17. Do we have rules that we have to follow?
If not for other reasons we are often a mixed age group so we are particular about walkers not smoking or consuming alcohol on the walks or coming drunk [even slightly so].
18. Is there a way we can visit the hatchery to release hatchlings?
Hatching normally starts around early March and goes on till end April/early May. Anyone who is interested in watching hatchling release in the hatchery can contact us and coordinate. Hatchling release normally happens in the evening after 5.30 at the hatchery, which is located on the Theosophical Society beach (next to the Adyar estuary).
19. How do we reach the hatchery?
To approach the hatchery, please enter the Besant Nagar beach near the Thalappakatti restaurant. There is a narrow road that goes through the Urur Kuppam fishing village and towards the Broken Bridge. Before reaching the broken bridge you will see a green colour fence on the beach – this is the SSTCN hatchery.
20. How long will the hatchling release take?
There will be a brief Q and A session before the hatchling release. The release will be over before 7.
The hatchlings which hatch will be immediately released into the sea, so please note that we DO NOT restrain hatchlings under any circumstance. Please ensure you reach latest by 5.45 pm.

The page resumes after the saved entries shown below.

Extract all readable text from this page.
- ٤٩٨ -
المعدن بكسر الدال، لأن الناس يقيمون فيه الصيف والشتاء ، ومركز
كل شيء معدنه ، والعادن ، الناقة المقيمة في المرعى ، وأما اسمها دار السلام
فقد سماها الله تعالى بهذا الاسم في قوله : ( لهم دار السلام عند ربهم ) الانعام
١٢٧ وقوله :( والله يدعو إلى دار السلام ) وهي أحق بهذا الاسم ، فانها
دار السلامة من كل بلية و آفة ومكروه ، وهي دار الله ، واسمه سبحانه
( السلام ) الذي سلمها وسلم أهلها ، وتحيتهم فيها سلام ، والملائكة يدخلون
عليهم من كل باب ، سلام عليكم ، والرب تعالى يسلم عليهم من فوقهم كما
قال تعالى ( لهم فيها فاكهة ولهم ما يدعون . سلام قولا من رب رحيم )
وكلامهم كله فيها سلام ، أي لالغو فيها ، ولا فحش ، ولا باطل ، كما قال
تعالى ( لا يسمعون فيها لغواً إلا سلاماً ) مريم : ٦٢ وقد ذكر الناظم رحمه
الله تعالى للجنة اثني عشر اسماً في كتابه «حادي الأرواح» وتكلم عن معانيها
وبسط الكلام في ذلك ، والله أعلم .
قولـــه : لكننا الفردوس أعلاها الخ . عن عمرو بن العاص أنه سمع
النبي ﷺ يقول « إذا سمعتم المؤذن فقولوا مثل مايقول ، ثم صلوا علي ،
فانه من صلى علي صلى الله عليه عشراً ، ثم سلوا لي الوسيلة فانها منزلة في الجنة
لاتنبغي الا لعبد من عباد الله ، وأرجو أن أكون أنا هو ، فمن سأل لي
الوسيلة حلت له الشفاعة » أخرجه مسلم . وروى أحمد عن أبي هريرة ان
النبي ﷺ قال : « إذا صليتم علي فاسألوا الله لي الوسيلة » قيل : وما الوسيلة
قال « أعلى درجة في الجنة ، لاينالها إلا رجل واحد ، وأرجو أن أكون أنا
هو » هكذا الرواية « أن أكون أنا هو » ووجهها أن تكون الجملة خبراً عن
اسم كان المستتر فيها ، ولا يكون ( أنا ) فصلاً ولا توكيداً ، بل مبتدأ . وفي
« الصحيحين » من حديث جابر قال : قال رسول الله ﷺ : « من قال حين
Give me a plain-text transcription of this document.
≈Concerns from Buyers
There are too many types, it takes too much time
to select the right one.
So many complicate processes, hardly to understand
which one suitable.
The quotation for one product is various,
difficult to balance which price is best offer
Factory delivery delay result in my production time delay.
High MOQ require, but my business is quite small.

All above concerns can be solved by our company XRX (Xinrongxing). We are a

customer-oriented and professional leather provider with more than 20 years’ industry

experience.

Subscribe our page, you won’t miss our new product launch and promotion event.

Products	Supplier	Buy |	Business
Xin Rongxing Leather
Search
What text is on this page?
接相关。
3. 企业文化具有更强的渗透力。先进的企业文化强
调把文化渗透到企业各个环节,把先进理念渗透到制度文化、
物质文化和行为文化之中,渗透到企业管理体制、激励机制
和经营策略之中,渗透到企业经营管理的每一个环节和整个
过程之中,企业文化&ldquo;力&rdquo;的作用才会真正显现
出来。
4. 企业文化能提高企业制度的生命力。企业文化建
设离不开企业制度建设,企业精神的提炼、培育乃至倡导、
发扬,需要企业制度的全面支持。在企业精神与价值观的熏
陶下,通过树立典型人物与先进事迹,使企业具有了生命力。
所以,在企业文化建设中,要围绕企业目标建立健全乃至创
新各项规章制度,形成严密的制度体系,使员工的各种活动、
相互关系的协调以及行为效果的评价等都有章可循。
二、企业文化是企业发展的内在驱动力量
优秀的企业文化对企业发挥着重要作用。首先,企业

To check if there are hatchlings any day you want to visit the hatchery, please send an sms to one of the following people:
1. Arun – 9789864166
2. Akila – 9940300200
Note: SSTCN is a serious conservation organisation. Turtle walks are conducted for people genuinely interested in conservation and wanting to learn about turtles and other conservation issues. Walks are not for entertainment purposes.